Brown bounced operational implementation scenarios off of subject matter experts and he was told that it might certainly work. And based upon his model, using rechargeable batteries can save an amount in the neighborhood of $15,000 per day, per infantry battalion, each using 182 batteries per day in operational scenarios.
Inside the thesis, Brown addresses what can be used to recharge the batteries. Vehicle chargers can be mounted into vehicles – and portable, fold-out solar panels weighing in at 1-3 pounds, can also be used. They are just as effective, rain or shine, and are using a renewable energy source to recharge the batteries.
Brown stressed that everyone uses batteries – military, DoD, as well as the general population – but when it is not seen as a significant cost driver in a budget, it tends to fall below the radar. For any DoD entity who does use a lot of batteries, he noted, they should think about using rechargeable, as there is a tremendous push to reduce our cost of energy.

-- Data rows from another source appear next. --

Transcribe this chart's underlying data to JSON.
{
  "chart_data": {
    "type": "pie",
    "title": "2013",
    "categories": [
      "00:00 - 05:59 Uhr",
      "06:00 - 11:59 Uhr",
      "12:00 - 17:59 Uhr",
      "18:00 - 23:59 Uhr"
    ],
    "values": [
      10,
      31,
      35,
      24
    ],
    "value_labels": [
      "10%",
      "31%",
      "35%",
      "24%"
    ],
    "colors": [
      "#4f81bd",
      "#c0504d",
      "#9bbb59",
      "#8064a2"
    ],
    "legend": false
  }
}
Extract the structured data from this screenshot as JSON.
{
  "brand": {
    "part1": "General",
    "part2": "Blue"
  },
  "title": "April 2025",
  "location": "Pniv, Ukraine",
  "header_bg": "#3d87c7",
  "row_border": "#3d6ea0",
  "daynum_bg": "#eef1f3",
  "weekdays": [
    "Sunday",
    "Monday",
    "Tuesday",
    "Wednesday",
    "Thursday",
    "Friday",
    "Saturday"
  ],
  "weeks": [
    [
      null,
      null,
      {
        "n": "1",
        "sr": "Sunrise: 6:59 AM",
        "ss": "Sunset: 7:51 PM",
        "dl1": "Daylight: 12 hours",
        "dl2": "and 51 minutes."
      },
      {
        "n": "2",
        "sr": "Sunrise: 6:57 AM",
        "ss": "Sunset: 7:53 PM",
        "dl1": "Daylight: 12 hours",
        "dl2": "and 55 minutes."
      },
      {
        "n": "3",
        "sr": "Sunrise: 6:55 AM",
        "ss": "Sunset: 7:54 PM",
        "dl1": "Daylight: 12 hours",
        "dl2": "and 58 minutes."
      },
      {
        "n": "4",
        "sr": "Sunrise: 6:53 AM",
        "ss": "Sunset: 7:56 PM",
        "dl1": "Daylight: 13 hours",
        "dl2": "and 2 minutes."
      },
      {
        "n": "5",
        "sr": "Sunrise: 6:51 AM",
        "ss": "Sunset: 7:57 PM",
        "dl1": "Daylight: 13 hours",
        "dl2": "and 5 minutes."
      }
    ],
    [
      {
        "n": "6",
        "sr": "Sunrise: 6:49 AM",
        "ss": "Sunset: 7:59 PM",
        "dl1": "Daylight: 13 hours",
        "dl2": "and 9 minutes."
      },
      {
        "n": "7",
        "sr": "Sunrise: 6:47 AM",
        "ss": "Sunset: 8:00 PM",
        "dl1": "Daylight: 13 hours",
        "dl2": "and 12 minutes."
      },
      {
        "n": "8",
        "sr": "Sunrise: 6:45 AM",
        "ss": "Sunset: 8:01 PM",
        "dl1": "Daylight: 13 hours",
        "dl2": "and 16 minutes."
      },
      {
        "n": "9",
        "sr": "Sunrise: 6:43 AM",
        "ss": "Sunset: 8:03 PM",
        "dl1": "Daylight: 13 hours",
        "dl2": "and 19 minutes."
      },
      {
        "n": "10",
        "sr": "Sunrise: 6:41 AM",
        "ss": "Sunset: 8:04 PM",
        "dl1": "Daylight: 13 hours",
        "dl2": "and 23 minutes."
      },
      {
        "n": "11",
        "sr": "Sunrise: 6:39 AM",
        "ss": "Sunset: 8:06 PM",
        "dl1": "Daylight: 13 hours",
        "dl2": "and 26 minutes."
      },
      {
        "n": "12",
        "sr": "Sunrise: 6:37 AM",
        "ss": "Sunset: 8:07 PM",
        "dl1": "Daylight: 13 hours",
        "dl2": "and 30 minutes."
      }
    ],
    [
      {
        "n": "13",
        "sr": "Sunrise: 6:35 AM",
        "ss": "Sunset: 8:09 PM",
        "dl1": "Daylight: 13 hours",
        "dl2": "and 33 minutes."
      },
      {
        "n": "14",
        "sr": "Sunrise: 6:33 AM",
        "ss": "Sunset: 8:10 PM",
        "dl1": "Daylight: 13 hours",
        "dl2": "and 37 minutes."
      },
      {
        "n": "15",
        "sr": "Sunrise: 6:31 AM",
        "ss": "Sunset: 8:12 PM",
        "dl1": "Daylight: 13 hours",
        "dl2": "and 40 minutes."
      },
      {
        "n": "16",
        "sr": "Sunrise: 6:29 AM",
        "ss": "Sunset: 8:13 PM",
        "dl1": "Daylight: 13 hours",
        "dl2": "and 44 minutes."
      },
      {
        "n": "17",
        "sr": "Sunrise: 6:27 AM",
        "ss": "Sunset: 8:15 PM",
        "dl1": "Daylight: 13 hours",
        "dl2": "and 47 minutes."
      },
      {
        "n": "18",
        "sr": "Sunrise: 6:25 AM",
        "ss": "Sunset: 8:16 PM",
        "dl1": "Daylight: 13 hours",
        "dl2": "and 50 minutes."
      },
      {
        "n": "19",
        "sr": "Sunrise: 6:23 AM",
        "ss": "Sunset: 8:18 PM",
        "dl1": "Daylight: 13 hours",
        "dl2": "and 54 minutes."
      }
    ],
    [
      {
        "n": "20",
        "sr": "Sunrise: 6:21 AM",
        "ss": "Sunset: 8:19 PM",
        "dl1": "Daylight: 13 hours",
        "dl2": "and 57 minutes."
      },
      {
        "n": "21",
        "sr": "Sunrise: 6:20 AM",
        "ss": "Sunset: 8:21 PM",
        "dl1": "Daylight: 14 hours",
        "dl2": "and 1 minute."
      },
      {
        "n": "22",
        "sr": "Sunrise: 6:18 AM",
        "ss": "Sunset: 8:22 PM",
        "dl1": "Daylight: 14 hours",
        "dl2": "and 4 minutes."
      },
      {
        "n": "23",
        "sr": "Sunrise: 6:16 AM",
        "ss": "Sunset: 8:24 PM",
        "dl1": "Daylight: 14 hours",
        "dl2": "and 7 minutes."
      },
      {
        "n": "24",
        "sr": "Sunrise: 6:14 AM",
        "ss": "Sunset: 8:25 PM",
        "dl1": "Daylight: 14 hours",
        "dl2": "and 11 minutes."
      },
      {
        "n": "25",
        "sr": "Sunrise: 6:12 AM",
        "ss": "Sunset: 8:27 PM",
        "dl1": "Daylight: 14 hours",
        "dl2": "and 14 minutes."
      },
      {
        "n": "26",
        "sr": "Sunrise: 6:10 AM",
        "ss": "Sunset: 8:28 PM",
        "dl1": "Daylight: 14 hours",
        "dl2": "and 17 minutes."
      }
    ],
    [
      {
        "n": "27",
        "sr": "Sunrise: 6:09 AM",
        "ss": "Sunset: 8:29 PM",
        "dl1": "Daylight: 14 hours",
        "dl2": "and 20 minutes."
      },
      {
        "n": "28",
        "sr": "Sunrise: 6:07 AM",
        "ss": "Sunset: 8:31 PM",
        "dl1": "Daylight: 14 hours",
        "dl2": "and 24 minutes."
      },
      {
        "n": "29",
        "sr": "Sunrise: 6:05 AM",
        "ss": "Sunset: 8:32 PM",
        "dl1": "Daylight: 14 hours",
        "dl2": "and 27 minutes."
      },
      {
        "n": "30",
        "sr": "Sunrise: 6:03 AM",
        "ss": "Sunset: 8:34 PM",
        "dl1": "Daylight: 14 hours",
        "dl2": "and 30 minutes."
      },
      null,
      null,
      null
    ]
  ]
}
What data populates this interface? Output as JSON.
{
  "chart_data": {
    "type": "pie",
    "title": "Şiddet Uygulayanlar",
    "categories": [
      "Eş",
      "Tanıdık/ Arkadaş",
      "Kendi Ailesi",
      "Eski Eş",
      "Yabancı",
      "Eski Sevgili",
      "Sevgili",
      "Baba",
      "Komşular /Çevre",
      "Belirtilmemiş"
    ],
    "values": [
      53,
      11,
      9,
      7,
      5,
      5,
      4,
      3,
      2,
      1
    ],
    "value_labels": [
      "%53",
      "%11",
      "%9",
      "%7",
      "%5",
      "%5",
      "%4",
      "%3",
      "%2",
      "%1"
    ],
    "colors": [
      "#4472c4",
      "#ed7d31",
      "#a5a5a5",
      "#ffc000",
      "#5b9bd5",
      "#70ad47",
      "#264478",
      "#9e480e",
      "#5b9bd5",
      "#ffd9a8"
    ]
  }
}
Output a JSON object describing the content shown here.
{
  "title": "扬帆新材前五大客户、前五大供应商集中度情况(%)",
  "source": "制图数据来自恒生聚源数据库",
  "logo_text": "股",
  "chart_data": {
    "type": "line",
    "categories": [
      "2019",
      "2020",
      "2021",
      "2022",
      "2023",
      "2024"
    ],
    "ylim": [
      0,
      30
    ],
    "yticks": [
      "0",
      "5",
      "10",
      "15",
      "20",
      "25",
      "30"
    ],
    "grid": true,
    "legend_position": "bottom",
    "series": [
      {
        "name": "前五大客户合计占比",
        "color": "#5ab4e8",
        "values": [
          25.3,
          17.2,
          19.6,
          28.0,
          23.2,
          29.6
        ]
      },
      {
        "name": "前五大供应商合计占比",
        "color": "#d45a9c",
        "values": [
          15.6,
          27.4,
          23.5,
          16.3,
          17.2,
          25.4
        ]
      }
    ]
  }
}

As far as next steps for the research on campus, co-advisor Nussbaum said, “Energy is hot, and batteries are just a piece of it. The next piece needs to be institutionalizing these ideas and results as policy within the services … I am looking for thesis topics to follow on.”
Brown graduated in December 2011 after 18 months of study with a Master of Science in Management and transferred to Marine Corps Systems Command in Quantico, Va. where he says he hopes to apply some of his research.
“It’s a matter of getting the word out there more than anything,” he said.